Nearly 200 countries spent a week locked in negotiations in Busan, South Korea, from November 25 with the goal of agreeing the world's first treaty to curb plastic pollution.
Over 90 percent of plastic is not recycled and millions of tonnes of plastic waste litter the environment each year.
But in the early hours of Monday morning, negotiators effectively conceded defeat, acknowledging that they had failed to bridge serious divisions over the aims of the treaty.
Dozens of "high ambition" countries sought an agreement that would set targets to limit new production of plastic and phase out certain chemicals and single-use plastic products.

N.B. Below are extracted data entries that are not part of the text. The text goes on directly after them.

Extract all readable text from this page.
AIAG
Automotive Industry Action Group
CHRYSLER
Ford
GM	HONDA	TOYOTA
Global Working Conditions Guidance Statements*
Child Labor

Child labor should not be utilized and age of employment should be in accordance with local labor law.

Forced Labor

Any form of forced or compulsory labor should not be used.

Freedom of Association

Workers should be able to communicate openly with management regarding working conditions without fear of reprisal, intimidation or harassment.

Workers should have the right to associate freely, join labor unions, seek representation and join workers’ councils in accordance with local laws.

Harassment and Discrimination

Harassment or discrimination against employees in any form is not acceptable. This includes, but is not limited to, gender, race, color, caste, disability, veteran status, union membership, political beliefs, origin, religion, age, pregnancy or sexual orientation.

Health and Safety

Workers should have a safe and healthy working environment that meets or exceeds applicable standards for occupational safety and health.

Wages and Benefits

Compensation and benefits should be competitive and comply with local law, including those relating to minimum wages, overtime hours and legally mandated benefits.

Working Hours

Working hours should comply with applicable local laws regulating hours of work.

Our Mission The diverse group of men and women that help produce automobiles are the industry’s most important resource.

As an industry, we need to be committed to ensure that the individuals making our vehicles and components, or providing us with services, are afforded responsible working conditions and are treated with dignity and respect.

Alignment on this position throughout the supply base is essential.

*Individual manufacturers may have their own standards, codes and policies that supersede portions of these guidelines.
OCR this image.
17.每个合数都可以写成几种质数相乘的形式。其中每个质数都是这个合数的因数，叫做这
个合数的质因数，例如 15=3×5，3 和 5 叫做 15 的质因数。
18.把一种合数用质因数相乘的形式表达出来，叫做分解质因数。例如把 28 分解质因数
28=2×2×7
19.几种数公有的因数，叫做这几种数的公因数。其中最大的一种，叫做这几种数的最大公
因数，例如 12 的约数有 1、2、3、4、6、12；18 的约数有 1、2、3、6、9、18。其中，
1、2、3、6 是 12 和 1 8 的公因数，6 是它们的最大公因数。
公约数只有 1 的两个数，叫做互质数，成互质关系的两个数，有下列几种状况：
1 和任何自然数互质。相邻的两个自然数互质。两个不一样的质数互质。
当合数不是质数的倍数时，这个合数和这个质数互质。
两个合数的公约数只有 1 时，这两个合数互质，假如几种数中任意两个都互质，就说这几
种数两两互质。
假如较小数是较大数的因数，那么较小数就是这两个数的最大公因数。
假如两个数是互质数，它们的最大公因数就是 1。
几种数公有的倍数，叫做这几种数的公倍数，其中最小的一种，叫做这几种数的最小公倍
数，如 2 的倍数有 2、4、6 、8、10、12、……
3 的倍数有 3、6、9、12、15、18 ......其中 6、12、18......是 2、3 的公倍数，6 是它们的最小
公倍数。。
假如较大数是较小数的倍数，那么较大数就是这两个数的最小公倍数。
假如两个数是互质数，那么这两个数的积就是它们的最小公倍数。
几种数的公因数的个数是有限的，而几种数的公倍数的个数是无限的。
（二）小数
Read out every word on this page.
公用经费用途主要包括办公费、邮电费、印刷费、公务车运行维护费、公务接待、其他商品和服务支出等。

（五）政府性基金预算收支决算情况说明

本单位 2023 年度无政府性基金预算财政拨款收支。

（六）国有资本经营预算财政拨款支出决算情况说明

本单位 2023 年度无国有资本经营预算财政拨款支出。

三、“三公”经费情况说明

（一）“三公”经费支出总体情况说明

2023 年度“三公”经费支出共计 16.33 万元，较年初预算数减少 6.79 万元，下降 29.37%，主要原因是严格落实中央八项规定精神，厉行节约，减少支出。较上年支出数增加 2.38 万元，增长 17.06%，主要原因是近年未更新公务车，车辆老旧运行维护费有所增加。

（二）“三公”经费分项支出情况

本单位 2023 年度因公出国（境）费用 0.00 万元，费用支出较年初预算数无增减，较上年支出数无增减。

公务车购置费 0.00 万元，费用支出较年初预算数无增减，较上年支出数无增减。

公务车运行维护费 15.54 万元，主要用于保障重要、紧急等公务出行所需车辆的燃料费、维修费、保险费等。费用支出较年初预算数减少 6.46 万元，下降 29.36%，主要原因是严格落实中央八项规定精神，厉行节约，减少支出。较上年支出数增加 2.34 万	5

That was fiercely and repeatedly rejected by the so-called "like-minded" nations including Saudi Arabia and Russia, which insisted the text should contain no reference to production.
This group are mostly oil-producing countries who provide the fossil fuel used to make plastic.
The disagreement stymied progress through four rounds of talks preceding Busan, resulting in a draft treaty that ran over 70 pages and was riddled with contradictory language.
The diplomat chairing the talks sought to streamline the process by synthesising views in his own draft text, which Andersen said represented a step forward.
"We walked into this with a 77-page long paper. We now have a clean, streamlined... treaty text," she said.
"That forward movement is significant and something frankly that I celebrate."